How to stop window size jumping around when forcing fixed aspect ratio?

随声附和 提交于 2019-12-07 15:59:34

I've had a problem like that once, I ended up a "chicken or egg" paradox, so I disabled the window decorations altogether and made custom resizing bars. This established a proper value flow from handles to dimensions, without it the flow was dimensions to dimensions, if that makes any sense...

If removing the window frame is not a problem for you, you could go that way, for me it wasn't since I was looking for a custom and platform independent look, so the window frame was actually part of the application:

Window {
    id: main
    visible: true
    width: 500
    height: 250
    flags: Qt.FramelessWindowHint | Qt.Window

    MouseArea {
      width: 20
      height: 20
      anchors.bottom: parent.bottom
      anchors.right: parent.right
      onPositionChanged: {
        var w = mouseX + x, h = mouseY + y
        if (w > (h * 2)) {
          main.width = w
          main.height = w * .5
        } else {
          main.height = h
          main.width = h * 2
        }
      }
      Rectangle {
        anchors.fill: parent
        color: "red"
      }
    }
}

That's just a trivial example, obviously in a complete solution you should do all sides and corners.

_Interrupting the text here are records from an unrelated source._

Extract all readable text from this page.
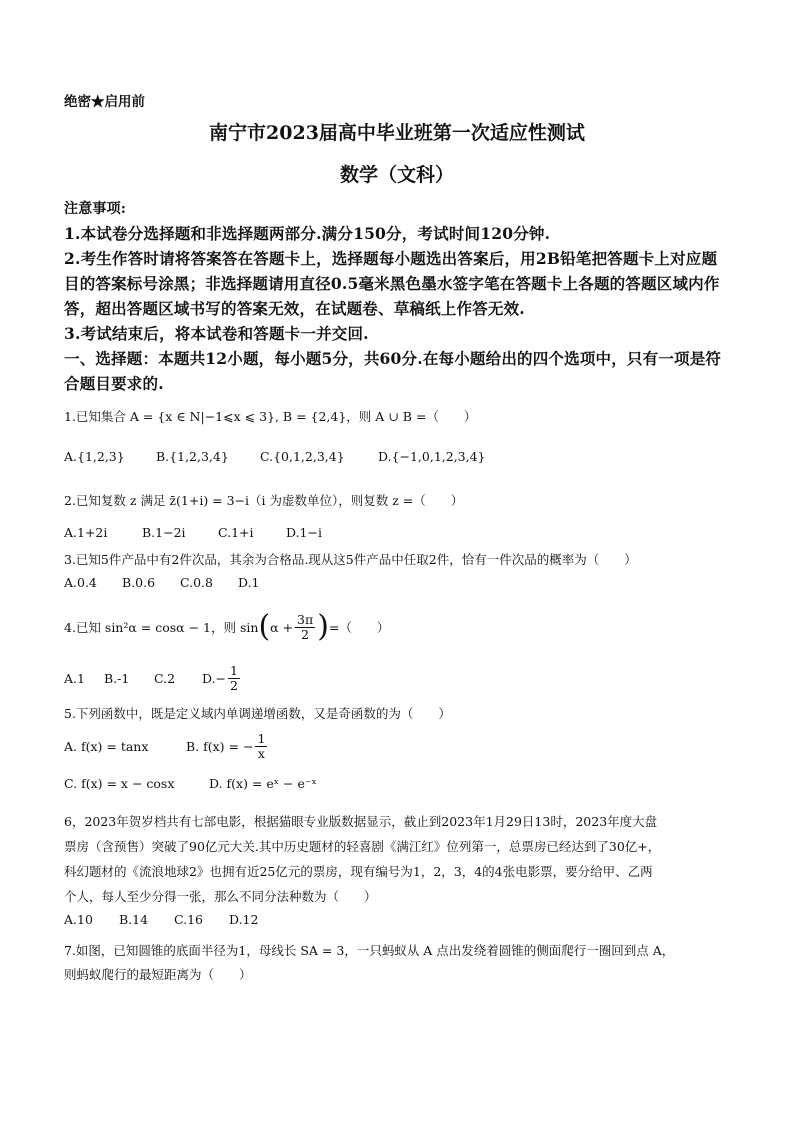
绝密★启用前
南宁市2023届高中毕业班第一次适应性测试
数学（文科）
注意事项:
1.本试卷分选择题和非选择题两部分.满分150分，考试时间120分钟.
2.考生作答时请将答案答在答题卡上，选择题每小题选出答案后，用2B铅笔把答题卡上对应题
目的答案标号涂黑；非选择题请用直径0.5毫米黑色墨水签字笔在答题卡上各题的答题区域内作
答，超出答题区域书写的答案无效，在试题卷、草稿纸上作答无效.
3.考试结束后，将本试卷和答题卡一并交回.
一、选择题：本题共12小题，每小题5分，共60分.在每小题给出的四个选项中，只有一项是符
合题目要求的.
1.已知集合 A = {x ∈ N|−1⩽x ⩽ 3}, B = {2,4}，则 A ∪ B =（　　）
A.{1,2,3}	B.{1,2,3,4} C.{0,1,2,3,4}	D.{−1,0,1,2,3,4}
2.已知复数 z 满足 z̄(1+i) = 3−i（i 为虚数单位），则复数 z =（　　）
A.1+2i	B.1−2i	C.1+i	D.1−i
3.已知5件产品中有2件次品，其余为合格品.现从这5件产品中任取2件，恰有一件次品的概率为（　　）
A.0.4 B.0.6 C.0.8 D.1
4.已知 sin²α = cosα − 1，则 sin ( $\alpha + \frac{3\pi}{2}$ ) =（　　）
A.1	B.-1	C.2	$D.- \frac{1}{2}$
5.下列函数中，既是定义域内单调递增函数，又是奇函数的为（　　）
A. f(x) = tanx	B. f(x) = − $\frac{1}{x}$
C. f(x) = x − cosx	D. f(x) = eˣ − e⁻ˣ
6，2023年贺岁档共有七部电影，根据猫眼专业版数据显示，截止到2023年1月29日13时，2023年度大盘
票房（含预售）突破了90亿元大关.其中历史题材的轻喜剧《满江红》位列第一，总票房已经达到了30亿+，
科幻题材的《流浪地球2》也拥有近25亿元的票房，现有编号为1，2，3，4的4张电影票，要分给甲、乙两
个人，每人至少分得一张，那么不同分法种数为（　　）
A.10 B.14 C.16 D.12
7.如图，已知圆锥的底面半径为1，母线长 SA = 3，一只蚂蚁从 A 点出发绕着圆锥的侧面爬行一圈回到点 A，
则蚂蚁爬行的最短距离为（　　）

Aspect ratio is fixed at 2/1.

On my system there is still some flickering for the entire window, but I think that's just the scenegraph, but the "dimensions jumping around" problem is effectively solved.

EDIT:

To clarify, what I mean by the "flow was dimensions to dimensions" is that the handles manipulate the dimensions, and you hook to the changed handlers to... make a change. I suspect that's why it works so flaky. If so, in order to employ the window frame for resizing, the connection between the handles and the window dimensions has to be severed to insert the aspect ratio code between. Unfortunately, filtering out the resize event at QGuiApplication level did not prevent the resizing, but maybe there is another way to do that, for example overriding the class.

Ok, here's one possible workaround. It doesn't try to control the window size, but instead adds extra item inside the window, which then contains the rest of the UI, and keeps the desired aspect ratio: If window aspect ratio is different, then there's empty area either above and below, or left and right, of the content area, drawn with window color ("gray" here). The content area is filled with "yellow" here to show the difference.

import QtQuick 2.4
import QtQuick.Window 2.2

Window {

    readonly property int defaultWidth: 700
    readonly property int defaultHeight: 500
    readonly property real defaultAspectRatio: defaultWidth / defaultHeight

    readonly property real aspectRatio: width / height
    readonly property real scaleFactor: content.width / defaultWidth

    visible: true
    width: defaultWidth
    height: defaultHeight
    color: "gray"

    Item {
        id: content
        anchors.centerIn: parent
        width: (aspectRatio > defaultAspectRatio)
               ? parent.height * defaultAspectRatio
               : parent.width
        height: (aspectRatio < defaultAspectRatio)
                ? parent.width / defaultAspectRatio
                : parent.height

        Rectangle { color: "yellow"; anchors.fill: parent } // just to show the effect

        TextEdit {
            clip: true // text drawing needs to be clipped explicitly
            id: textEdit
            text: "Lorem ipsum"
            font.pixelSize: 40 * scaleFactor
            anchors.fill: parent
        }
    }
}

But this is just a workaround, not a full solution asked for in the question, so the question remains open.